AEP has also asked regulators to give them clearer direction on a September 2021 commission order stating that West Virginia coal plants must operate at a 69% capacity factor, which only two smaller plants in the state did in 2021. Even if the company had been aware of the commission's capacity factor order earlier in the year, AEP's plants would not have had enough coal on hand to run that much, Stegall said.
"Less expensive power has long been available from the wholesale market, and that's likely to continue to be the case due both to the proliferation of low-cost renewable resources and natural gas," Sean O'Leary, a senior researcher with the Ohio River Valley Institute, wrote in an email. "When combined with climbing capital costs for coal-fired power, increased capacity factors will not lower rates. Rather, it will continue a now well-established trend in which dependence on coal-fired power is correlated with rising energy costs."
A $10 power bill increase
AEP, West Virginia's largest utility, has asked state regulators to approve a $297 million annual rate adjustment to recoup higher-than-expected fuel costs in 2021 and cover anticipated steep energy costs. Such an increase would raise an average monthly residential power bill by about $10, which many households can ill-afford, said Robert Williams, director of the commission's Consumer Advocate Division.
The docket on the proposed rate increase has been flooded with protests from ratepayers who said AEP's rate increase would harm the state's many low-income communities.
"McDowell County residents struggle already with the median income of $17,021 per individual and $24,072 median income for a family," wrote Mavis Brewster, general manager of a water district in the southern corner of the state. "If the PSC approves [the] increase request, it could have a devastating impact on the residents of McDowell County and could force many commercial customers to close the doors on their businesses."
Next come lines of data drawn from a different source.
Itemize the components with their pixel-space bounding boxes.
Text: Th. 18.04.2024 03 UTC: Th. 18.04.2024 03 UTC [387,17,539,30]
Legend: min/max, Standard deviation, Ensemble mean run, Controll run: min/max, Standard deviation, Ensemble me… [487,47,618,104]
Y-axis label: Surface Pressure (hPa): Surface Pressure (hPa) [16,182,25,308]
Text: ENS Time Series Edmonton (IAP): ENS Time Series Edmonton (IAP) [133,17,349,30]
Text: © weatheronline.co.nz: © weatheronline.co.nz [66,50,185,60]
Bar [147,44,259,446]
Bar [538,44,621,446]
Shifting away from coal and investing in more natural gas or renewable generation would add costs for utilities that must still pay for their plants whether they are running or not, Williams said. Williams expects the task force to discuss ways for coal producers and plant operators to enter into longer-term contracts that he believes will make it more cost-effective.
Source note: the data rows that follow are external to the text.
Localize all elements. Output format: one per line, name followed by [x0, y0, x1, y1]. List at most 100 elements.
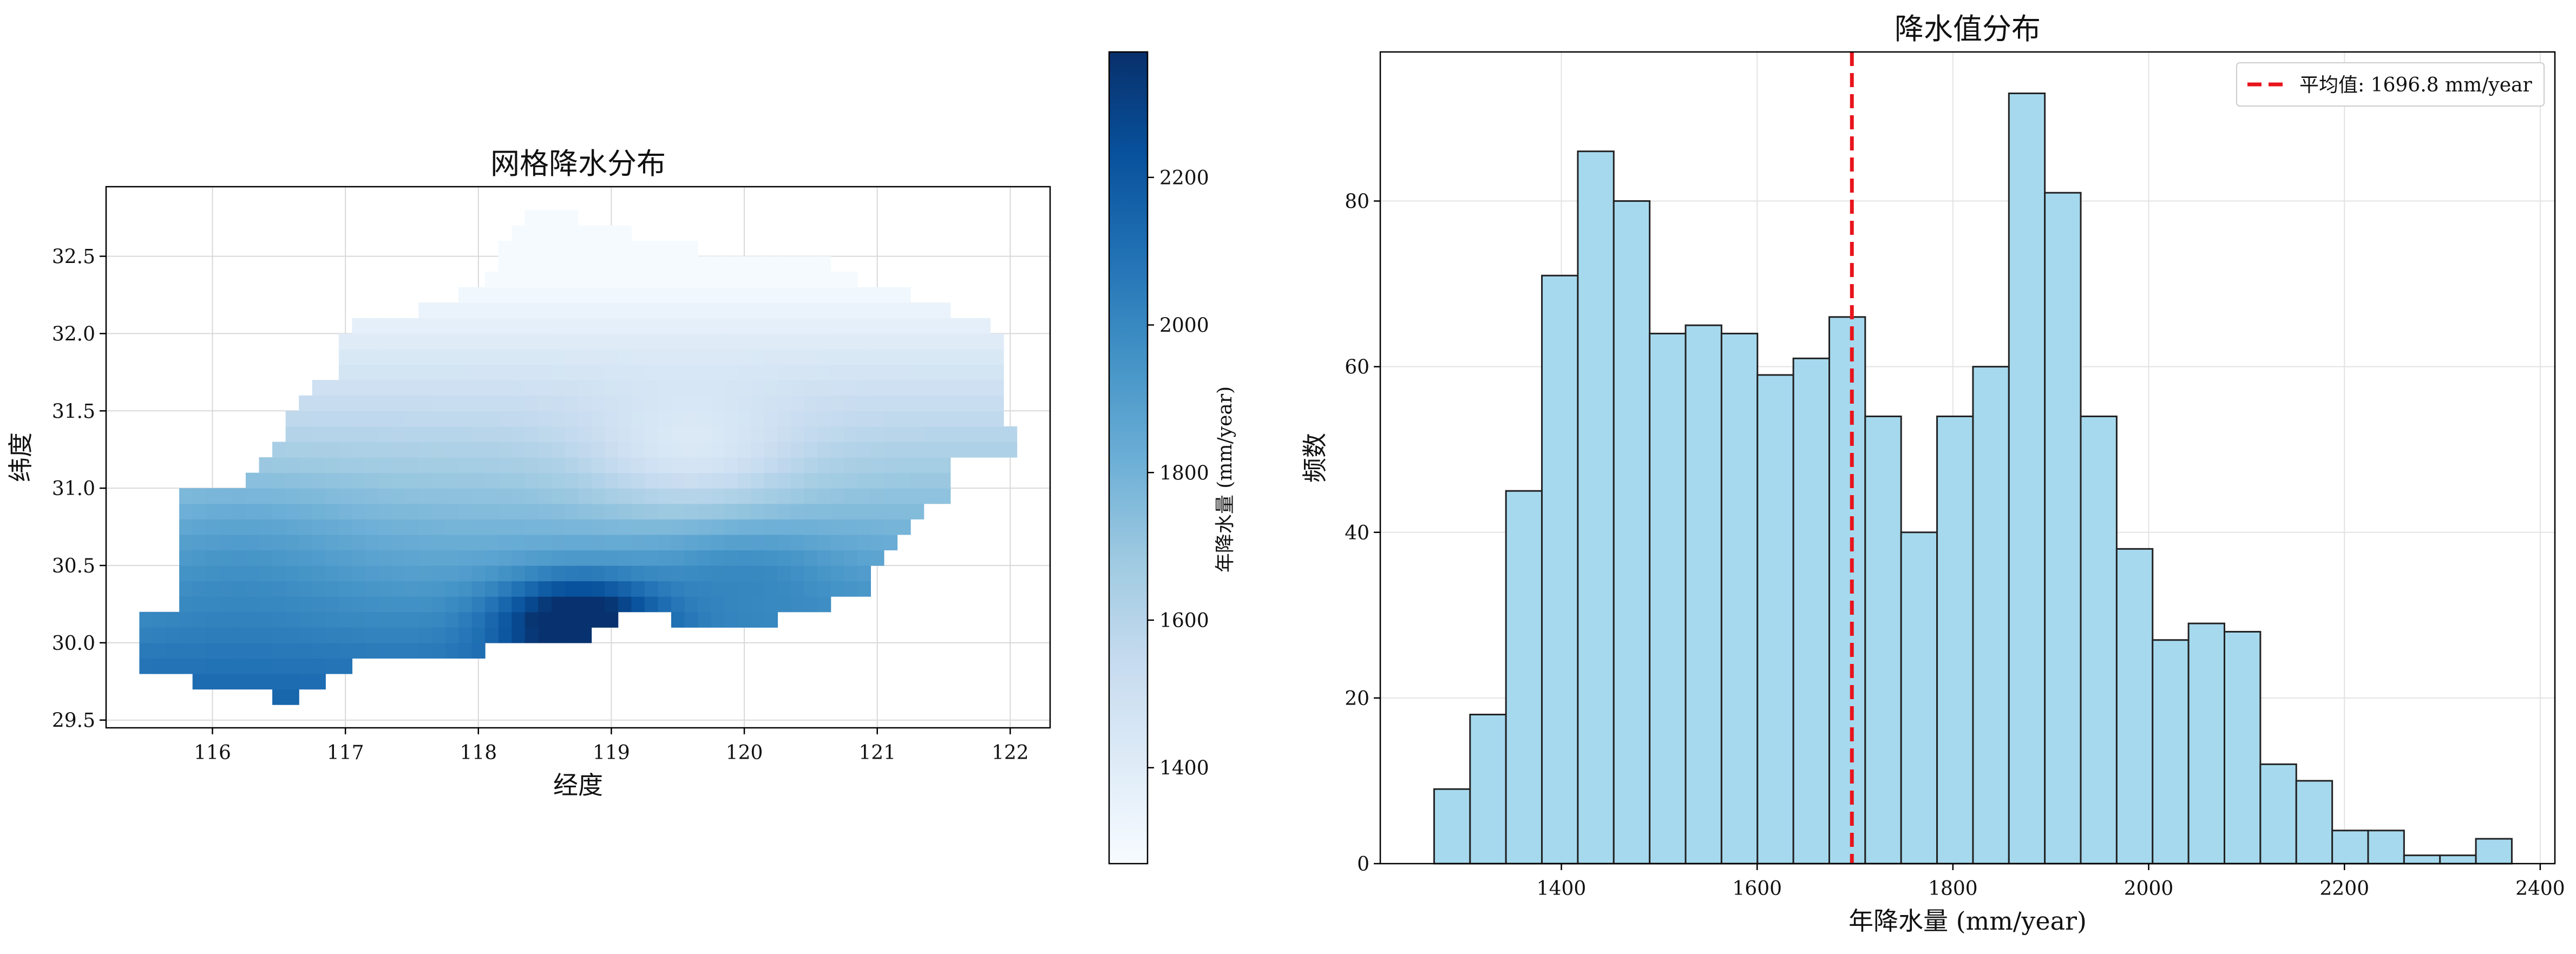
map-cell: [312, 426, 326, 443]
map-cell: [458, 627, 473, 643]
map-cell: [219, 565, 233, 582]
map-cell: [791, 534, 805, 551]
map-cell: [485, 318, 499, 334]
map-cell: [206, 534, 220, 551]
map-cell: [830, 302, 844, 319]
map-cell: [910, 349, 925, 365]
map-cell: [591, 272, 605, 288]
map-cell: [791, 581, 805, 597]
map-cell: [192, 565, 206, 582]
map-cell: [791, 550, 805, 566]
map-cell: [512, 488, 526, 504]
map-cell: [565, 364, 579, 380]
map-cell: [804, 534, 818, 551]
map-cell: [525, 472, 539, 489]
map-cell: [950, 411, 964, 427]
map-cell: [658, 272, 672, 288]
map-cell: [844, 565, 858, 582]
legend: 平均值: 1696.8 mm/year: [2236, 62, 2545, 107]
map-cell: [272, 457, 286, 473]
map-cell: [498, 380, 512, 396]
map-cell: [817, 272, 831, 288]
map-cell: [724, 581, 738, 597]
map-cell: [618, 287, 632, 303]
map-cell: [245, 674, 260, 690]
map-cell: [525, 611, 539, 628]
map-cell: [365, 642, 379, 659]
map-cell: [378, 457, 392, 473]
map-cell: [551, 287, 566, 303]
map-cell: [791, 565, 805, 582]
map-cell: [870, 380, 884, 396]
map-cell: [325, 519, 339, 535]
map-cell: [764, 380, 778, 396]
map-cell: [232, 674, 246, 690]
colorbar-tick-label: 1600: [1159, 610, 1209, 632]
colorbar-gradient: [1108, 51, 1149, 865]
map-cell: [325, 442, 339, 458]
map-cell: [644, 488, 658, 504]
map-cell: [458, 503, 473, 519]
map-cell: [312, 565, 326, 582]
map-cell: [644, 596, 658, 613]
map-cell: [618, 442, 632, 458]
map-cell: [325, 457, 339, 473]
map-cell: [644, 364, 658, 380]
map-cell: [312, 642, 326, 659]
map-cell: [631, 302, 645, 319]
map-cell: [378, 442, 392, 458]
map-cell: [777, 503, 791, 519]
map-cell: [804, 472, 818, 489]
map-cell: [431, 349, 445, 365]
map-cell: [644, 503, 658, 519]
map-cell: [591, 442, 605, 458]
map-cell: [764, 411, 778, 427]
map-cell: [937, 333, 951, 350]
map-cell: [471, 611, 486, 628]
map-cell: [658, 596, 672, 613]
map-cell: [219, 658, 233, 674]
map-cell: [512, 318, 526, 334]
map-cell: [232, 550, 246, 566]
map-cell: [671, 380, 685, 396]
map-cell: [844, 534, 858, 551]
map-y-tick-label: 31.5: [52, 400, 95, 423]
map-cell: [512, 581, 526, 597]
map-cell: [817, 550, 831, 566]
map-cell: [471, 519, 486, 535]
map-cell: [525, 364, 539, 380]
map-cell: [285, 611, 299, 628]
map-cell: [445, 380, 459, 396]
map-cell: [551, 426, 566, 443]
map-cell: [751, 534, 765, 551]
map-cell: [365, 519, 379, 535]
map-cell: [605, 380, 619, 396]
map-cell: [512, 364, 526, 380]
map-cell: [471, 642, 486, 659]
map-cell: [538, 395, 552, 411]
map-cell: [963, 349, 978, 365]
map-cell: [857, 519, 871, 535]
map-cell: [764, 611, 778, 628]
map-cell: [671, 426, 685, 443]
map-cell: [538, 287, 552, 303]
map-cell: [671, 302, 685, 319]
map-cell: [684, 426, 698, 443]
map-cell: [591, 411, 605, 427]
map-cell: [658, 426, 672, 443]
map-cell: [445, 302, 459, 319]
map-cell: [551, 302, 566, 319]
map-x-tick-label: 121: [858, 742, 896, 764]
map-cell: [338, 642, 353, 659]
map-cell: [565, 565, 579, 582]
map-cell: [272, 519, 286, 535]
map-cell: [206, 581, 220, 597]
map-panel: 116 117 118 119 120 121 122 29.5 30.0 30.5 31.0 31…: [6, 147, 1051, 800]
map-cell: [551, 581, 566, 597]
map-cell: [192, 550, 206, 566]
map-cell: [937, 302, 951, 319]
map-cell: [737, 426, 751, 443]
map-cell: [897, 426, 911, 443]
map-cell: [418, 426, 432, 443]
map-cell: [791, 302, 805, 319]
$600 million upgrades to keep plants going
AEP and FirstEnergy Corp., the other major utility to serve West Virginia, have welcomed the creation of the commission task force and generally see eye to eye with the commission when it comes to keeping coal alive. In 2021, both utilities asked West Virginia regulators to approve environmental upgrades that will extend the life of their often-idled coal plants by many years.
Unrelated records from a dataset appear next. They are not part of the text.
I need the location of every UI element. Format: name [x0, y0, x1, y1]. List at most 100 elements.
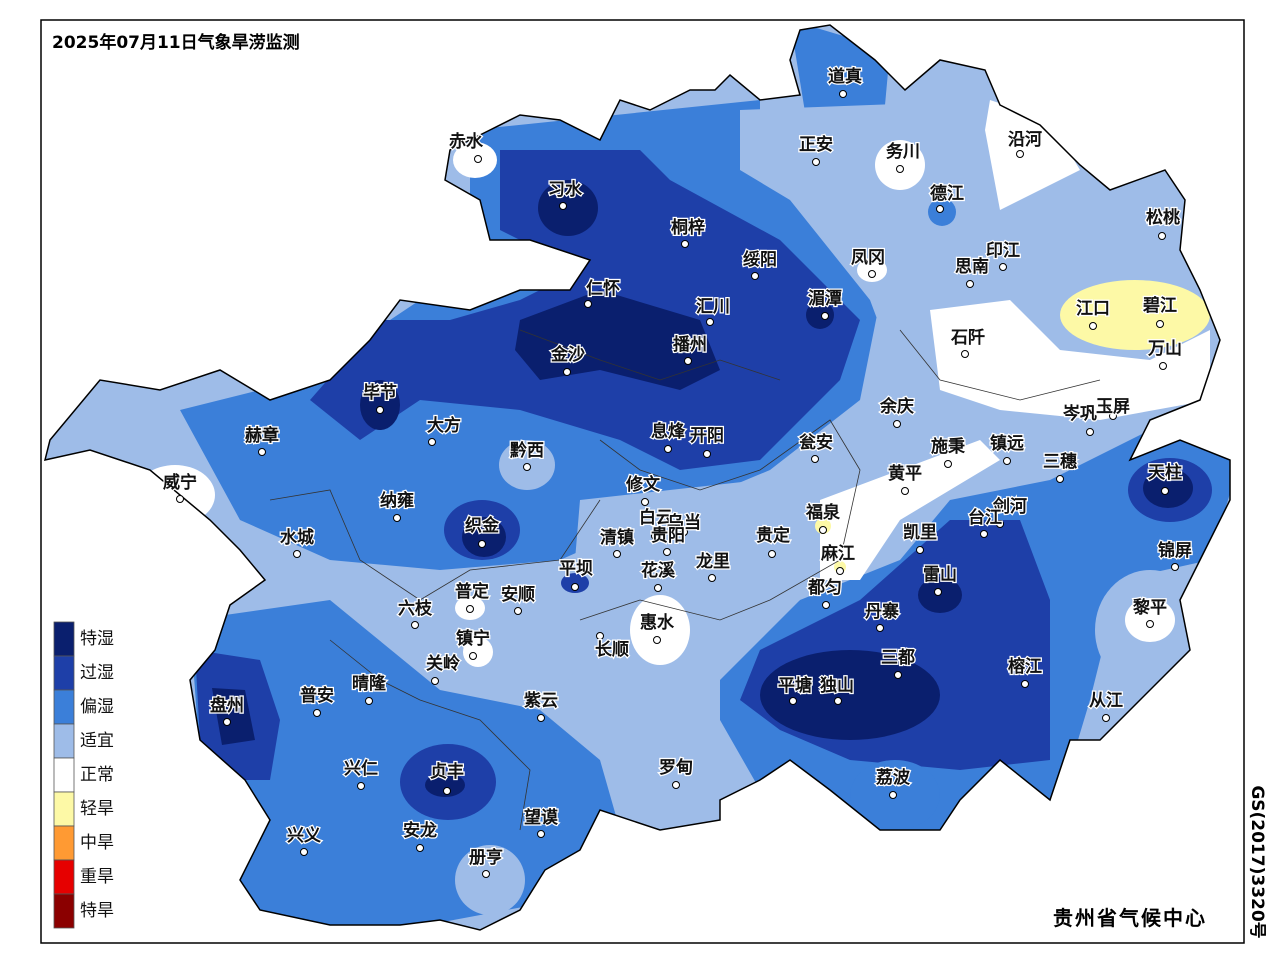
city-dot [654, 584, 662, 592]
city-label: 乌当 [667, 512, 701, 533]
city-dot [889, 791, 897, 799]
city-dot [812, 158, 820, 166]
city-dot [474, 155, 482, 163]
city-dot [836, 567, 844, 575]
credit: 贵州省气候中心 [1053, 906, 1207, 930]
city-label: 天柱 [1148, 462, 1182, 483]
city-label: 汇川 [696, 297, 730, 317]
city-label: 安顺 [501, 584, 535, 605]
city-label: 都匀 [807, 577, 842, 598]
city-dot [868, 270, 876, 278]
city-dot [411, 621, 419, 629]
city-dot [641, 498, 649, 506]
city-label: 麻江 [820, 543, 855, 564]
city-dot [936, 205, 944, 213]
city-dot [537, 714, 545, 722]
city-dot [653, 636, 661, 644]
city-dot [916, 546, 924, 554]
city-dot [613, 550, 621, 558]
city-dot [514, 607, 522, 615]
city-dot [708, 574, 716, 582]
city-label: 荔波 [875, 767, 911, 788]
city-label: 剑河 [992, 496, 1027, 517]
city-dot [1161, 487, 1169, 495]
city-dot [1158, 232, 1166, 240]
city-label: 碧江 [1142, 296, 1177, 316]
city-label: 思南 [955, 256, 989, 277]
city-dot [822, 601, 830, 609]
city-dot [664, 445, 672, 453]
drought-zone [455, 845, 525, 915]
city-label: 兴仁 [344, 758, 378, 779]
city-label: 织金 [465, 515, 500, 536]
frame [40, 19, 1245, 944]
city-dot [1021, 680, 1029, 688]
drought-zone [1060, 280, 1210, 350]
drought-zone [985, 100, 1080, 210]
city-dot [996, 520, 1004, 528]
city-dot [431, 677, 439, 685]
city-dot [523, 463, 531, 471]
city-dot [1056, 475, 1064, 483]
city-label: 平坝 [559, 559, 593, 579]
city-dot [821, 312, 829, 320]
city-dot [293, 550, 301, 558]
city-dot [469, 652, 477, 660]
legend-swatch [53, 723, 75, 759]
city-dot [768, 550, 776, 558]
city-label: 三穗 [1043, 452, 1077, 472]
city-dot [944, 460, 952, 468]
city-label: 兴义 [287, 825, 321, 846]
drought-zone [515, 290, 720, 390]
city-dot [571, 583, 579, 591]
city-label: 松桃 [1146, 207, 1180, 228]
city-dot [357, 782, 365, 790]
city-label: 普定 [455, 581, 489, 602]
legend-label: 正常 [80, 765, 114, 785]
city-dot [876, 624, 884, 632]
city-dot [176, 495, 184, 503]
legend-label: 重旱 [80, 867, 114, 887]
city-dot [393, 514, 401, 522]
title: 2025年07月11日气象旱涝监测 [52, 32, 300, 53]
city-dot [663, 548, 671, 556]
city-label: 万山 [1147, 339, 1182, 359]
approval-number: GS(2017)3320号 [1247, 785, 1267, 938]
legend-swatch [53, 825, 75, 861]
city-dot [313, 709, 321, 717]
drought-zone [463, 637, 493, 667]
drought-zone [570, 480, 800, 820]
legend-label: 轻旱 [80, 799, 114, 819]
city-dot [706, 318, 714, 326]
drought-zone [212, 688, 255, 745]
city-dot [563, 368, 571, 376]
city-dot [680, 528, 688, 536]
city-label: 六枝 [398, 598, 433, 619]
city-label: 纳雍 [380, 490, 414, 511]
city-label: 余庆 [879, 396, 914, 417]
city-label: 独山 [820, 675, 854, 696]
city-label: 黄平 [888, 463, 922, 484]
city-label: 贵阳 [651, 525, 685, 546]
city-dot [681, 240, 689, 248]
city-dot [1109, 412, 1117, 420]
city-label: 施秉 [931, 436, 965, 457]
city-dot [896, 165, 904, 173]
city-label: 镇远 [990, 433, 1024, 454]
city-label: 丹寨 [865, 601, 899, 622]
drought-zone [190, 600, 620, 930]
city-dot [811, 455, 819, 463]
city-dot [651, 532, 659, 540]
city-label: 道真 [828, 66, 862, 87]
city-label: 德江 [930, 183, 964, 204]
city-label: 龙里 [695, 551, 730, 572]
drought-zone [360, 380, 400, 430]
city-label: 水城 [280, 527, 314, 548]
city-dot [999, 263, 1007, 271]
drought-zone [820, 440, 1000, 580]
legend-swatch [53, 859, 75, 895]
city-dot [466, 605, 474, 613]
The commission in October decided to grant AEP more than $448 million for upgrades that will bring its 2,900-MW John E. Amos, 1,299-MW Mountaineer and 1,560-MW Mitchell plants into compliance with federal coal ash disposal and wastewater regulations. The multiyear project will keep the plants operating until at least 2040.
State regulators in AEP's service territories in Virginia and Kentucky did not go along with the plan, which means the company's West Virginia ratepayers will have to foot the entire bill.
A witness for the Sierra Club, which intervened in the case, said retiring the plants by 2028 and replacing the generation with clean energy could save ratepayers $1.8 billion. The commission countered that keeping the plants in operation instead would save West Virginians up to $2.3 billion.
In January, FirstEnergy subsidiaries Monongahela Power Co. and The Potomac Edison Co. asked the commission for $142 million for similar upgrades that will keep the 1,098-MW Fort Martin plant in service until 2035 and the 1,984-MW Harrison plant until 2040.